I own a Fujitsu Scan Snap iX500 which I bought to scan a large number of documents. It’s really good at this, and I also save things like cycling or walking routes from magazines, or other things that might be useful to hang on to.

Importantly, it has a sheet feeder that means you can scan things pretty quickly. For documents I make searchable PDFs using optical character recognition at the time of the scan.

But I’d not used it for photos because – well – I was concerned about quality issues. But it will scan to 600 dpi, and while that might not be enough to print billboard sized photos from, it should be fine for regular use.

I will report back and let you know the findings.

[Update: Well I did a bit of a test run through with 800 Virgin Radio photos that I, er, acquired when the station rebranded as Absolute Radio, and it was fairly painless. The quality is decent and it didn’t take an inordinate amount of time to do. This should be very achievable.]

3. Digitising Video

I also have something approaching 100 MiniDV video tapes with various footage on them. While I’ve already captured and digitsed all my oldest Hi8 video footage, this MiniDV footage needs capturing. I have a working camera to play the tapes back from, but the only way to capture is in real time. In reality that means a dedicated PC (fortunately I have such a beast), and regularly running tapes through the camera to capture the material.

There are no short cuts for this one that I can see.

4. Supplemental

I found a load of 3.5″ floppy discs the other day. I suspect that there’s little to nothing I really need to keep from them, but I’ll probably pick up a cheap USB drive and run through them anyway. I’ll keep a handful for posterity, but probably ditch the others – especially the numerous covermount discs!

The other job I have is to properly digitise the family’s Super 8 films. Many years ago, I pointed a digital video camera at a projection screen and captured them that way. I have that now converted to mp4. But it’s dreadful quality. Again, third parties can do this, but the costs are high. I’ve been quoted £600-£1000. So at some point, getting a machine like this Reflecta Super 8 scanner might be a good idea. It looks like it’ll create HD video from footage, although a bit of post-production will be required to correct the frame rate.

5. Summary

One thing I’m aware of is that all the scanning and capturing from 2 and 3 will create a bigger haul to store in 1. Such is the way of these things.

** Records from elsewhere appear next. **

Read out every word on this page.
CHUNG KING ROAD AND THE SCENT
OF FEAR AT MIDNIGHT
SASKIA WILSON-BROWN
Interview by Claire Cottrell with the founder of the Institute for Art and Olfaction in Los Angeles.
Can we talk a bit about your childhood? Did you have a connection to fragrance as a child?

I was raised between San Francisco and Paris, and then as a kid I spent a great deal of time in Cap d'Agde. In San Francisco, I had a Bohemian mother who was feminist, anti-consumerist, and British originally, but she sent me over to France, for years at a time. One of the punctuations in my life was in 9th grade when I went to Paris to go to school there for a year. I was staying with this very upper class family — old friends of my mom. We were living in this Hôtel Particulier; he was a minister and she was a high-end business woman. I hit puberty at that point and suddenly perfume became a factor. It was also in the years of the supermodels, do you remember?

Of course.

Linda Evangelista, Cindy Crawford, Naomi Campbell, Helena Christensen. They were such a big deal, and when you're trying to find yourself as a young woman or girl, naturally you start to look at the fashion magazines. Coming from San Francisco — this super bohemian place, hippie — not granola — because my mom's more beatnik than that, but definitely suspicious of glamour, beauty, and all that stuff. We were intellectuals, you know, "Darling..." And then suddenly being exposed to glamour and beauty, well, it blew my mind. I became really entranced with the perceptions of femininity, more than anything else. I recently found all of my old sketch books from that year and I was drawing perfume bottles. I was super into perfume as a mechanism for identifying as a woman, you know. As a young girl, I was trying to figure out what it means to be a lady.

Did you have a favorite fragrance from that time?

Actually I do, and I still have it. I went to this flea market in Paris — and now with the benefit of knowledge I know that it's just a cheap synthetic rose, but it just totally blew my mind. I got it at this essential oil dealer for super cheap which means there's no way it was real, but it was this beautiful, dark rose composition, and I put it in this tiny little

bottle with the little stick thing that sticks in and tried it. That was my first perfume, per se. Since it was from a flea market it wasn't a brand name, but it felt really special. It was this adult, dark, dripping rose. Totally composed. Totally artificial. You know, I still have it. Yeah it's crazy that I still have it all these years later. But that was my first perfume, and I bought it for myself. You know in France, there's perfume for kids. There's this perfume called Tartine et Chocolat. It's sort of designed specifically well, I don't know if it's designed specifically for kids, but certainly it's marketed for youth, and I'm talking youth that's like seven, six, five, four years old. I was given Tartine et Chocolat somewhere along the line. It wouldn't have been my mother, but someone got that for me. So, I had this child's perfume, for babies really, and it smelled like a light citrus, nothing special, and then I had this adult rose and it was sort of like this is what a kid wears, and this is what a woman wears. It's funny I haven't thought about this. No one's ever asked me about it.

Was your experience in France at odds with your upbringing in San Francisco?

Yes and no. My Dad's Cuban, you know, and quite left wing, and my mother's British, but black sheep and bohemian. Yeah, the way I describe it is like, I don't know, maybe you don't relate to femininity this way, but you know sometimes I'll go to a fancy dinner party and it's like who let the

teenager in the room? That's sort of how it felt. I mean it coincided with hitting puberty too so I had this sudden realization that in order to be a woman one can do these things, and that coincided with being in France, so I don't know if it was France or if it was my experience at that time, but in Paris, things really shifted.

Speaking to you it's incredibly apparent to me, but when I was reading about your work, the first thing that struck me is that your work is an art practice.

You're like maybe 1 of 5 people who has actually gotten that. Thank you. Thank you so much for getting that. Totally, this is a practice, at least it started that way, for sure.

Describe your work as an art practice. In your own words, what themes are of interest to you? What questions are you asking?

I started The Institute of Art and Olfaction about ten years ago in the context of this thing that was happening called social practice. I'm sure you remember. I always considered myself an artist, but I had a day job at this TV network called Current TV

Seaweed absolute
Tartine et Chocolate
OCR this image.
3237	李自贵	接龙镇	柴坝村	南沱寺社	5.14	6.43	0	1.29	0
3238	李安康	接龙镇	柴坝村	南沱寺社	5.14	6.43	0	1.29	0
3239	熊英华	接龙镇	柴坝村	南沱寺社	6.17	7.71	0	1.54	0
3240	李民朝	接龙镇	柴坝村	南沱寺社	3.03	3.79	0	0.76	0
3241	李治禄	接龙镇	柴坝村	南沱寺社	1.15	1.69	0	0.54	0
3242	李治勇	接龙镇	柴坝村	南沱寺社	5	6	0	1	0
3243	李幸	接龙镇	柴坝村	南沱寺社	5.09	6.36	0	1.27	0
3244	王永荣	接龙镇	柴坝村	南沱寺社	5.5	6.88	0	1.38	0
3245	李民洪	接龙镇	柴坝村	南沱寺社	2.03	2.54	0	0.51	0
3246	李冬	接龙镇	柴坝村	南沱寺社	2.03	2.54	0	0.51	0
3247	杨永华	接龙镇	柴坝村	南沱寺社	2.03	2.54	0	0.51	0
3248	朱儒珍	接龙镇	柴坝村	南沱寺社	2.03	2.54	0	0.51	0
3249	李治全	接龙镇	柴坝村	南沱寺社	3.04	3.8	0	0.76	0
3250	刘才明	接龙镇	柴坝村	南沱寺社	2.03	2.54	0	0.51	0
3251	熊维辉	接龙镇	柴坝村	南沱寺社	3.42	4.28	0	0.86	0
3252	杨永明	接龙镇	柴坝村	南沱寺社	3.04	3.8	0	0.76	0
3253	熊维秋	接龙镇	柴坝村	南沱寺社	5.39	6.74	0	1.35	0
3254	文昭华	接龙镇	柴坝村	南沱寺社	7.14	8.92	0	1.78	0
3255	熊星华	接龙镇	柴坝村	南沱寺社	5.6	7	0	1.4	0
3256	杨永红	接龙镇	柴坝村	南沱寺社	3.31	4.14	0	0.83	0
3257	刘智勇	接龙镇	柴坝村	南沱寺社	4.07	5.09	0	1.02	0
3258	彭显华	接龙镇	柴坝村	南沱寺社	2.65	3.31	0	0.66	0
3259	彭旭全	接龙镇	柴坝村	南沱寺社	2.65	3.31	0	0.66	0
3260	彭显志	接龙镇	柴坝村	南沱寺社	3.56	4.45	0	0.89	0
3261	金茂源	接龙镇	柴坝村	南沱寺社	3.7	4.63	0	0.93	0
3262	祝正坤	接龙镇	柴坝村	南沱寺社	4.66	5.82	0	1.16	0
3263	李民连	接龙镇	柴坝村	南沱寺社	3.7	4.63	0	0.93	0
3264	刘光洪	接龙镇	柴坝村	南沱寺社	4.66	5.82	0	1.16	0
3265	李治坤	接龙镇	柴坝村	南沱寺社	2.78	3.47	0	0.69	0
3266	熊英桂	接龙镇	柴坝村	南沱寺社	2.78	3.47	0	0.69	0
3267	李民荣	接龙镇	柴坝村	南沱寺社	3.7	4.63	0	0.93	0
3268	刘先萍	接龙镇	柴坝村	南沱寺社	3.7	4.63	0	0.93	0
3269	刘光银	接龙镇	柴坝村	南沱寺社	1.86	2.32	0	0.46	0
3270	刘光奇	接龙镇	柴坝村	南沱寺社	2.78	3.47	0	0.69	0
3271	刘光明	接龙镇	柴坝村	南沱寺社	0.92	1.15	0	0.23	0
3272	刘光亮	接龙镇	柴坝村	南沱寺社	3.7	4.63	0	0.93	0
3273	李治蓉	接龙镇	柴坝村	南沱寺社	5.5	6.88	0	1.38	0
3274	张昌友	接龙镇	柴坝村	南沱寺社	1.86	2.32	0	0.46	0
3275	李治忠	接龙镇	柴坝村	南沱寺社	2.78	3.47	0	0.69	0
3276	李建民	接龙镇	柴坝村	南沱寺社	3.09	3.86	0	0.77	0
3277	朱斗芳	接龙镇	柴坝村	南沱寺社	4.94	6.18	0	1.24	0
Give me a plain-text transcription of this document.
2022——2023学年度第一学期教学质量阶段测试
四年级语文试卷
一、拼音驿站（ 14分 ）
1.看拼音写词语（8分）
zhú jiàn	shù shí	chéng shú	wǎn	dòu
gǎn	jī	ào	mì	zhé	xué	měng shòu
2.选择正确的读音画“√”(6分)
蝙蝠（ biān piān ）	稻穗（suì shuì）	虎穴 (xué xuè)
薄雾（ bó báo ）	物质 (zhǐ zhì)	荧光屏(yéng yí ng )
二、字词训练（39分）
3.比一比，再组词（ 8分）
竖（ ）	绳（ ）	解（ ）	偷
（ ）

I should also note that I still have unripped CDs to capture, old cassettes I might digitise, and never mind my ongoing DVD/BluRay collection just about none of which is in a pure digital format.

I can see format conversion and digitisation being a theme for the rest of my life somehow…

Note: Just because I’ve digitised something, it doesn’t mean I’ll be throwing the originals out. They don’t take an enormous amount of space, and it would be foolish to do so.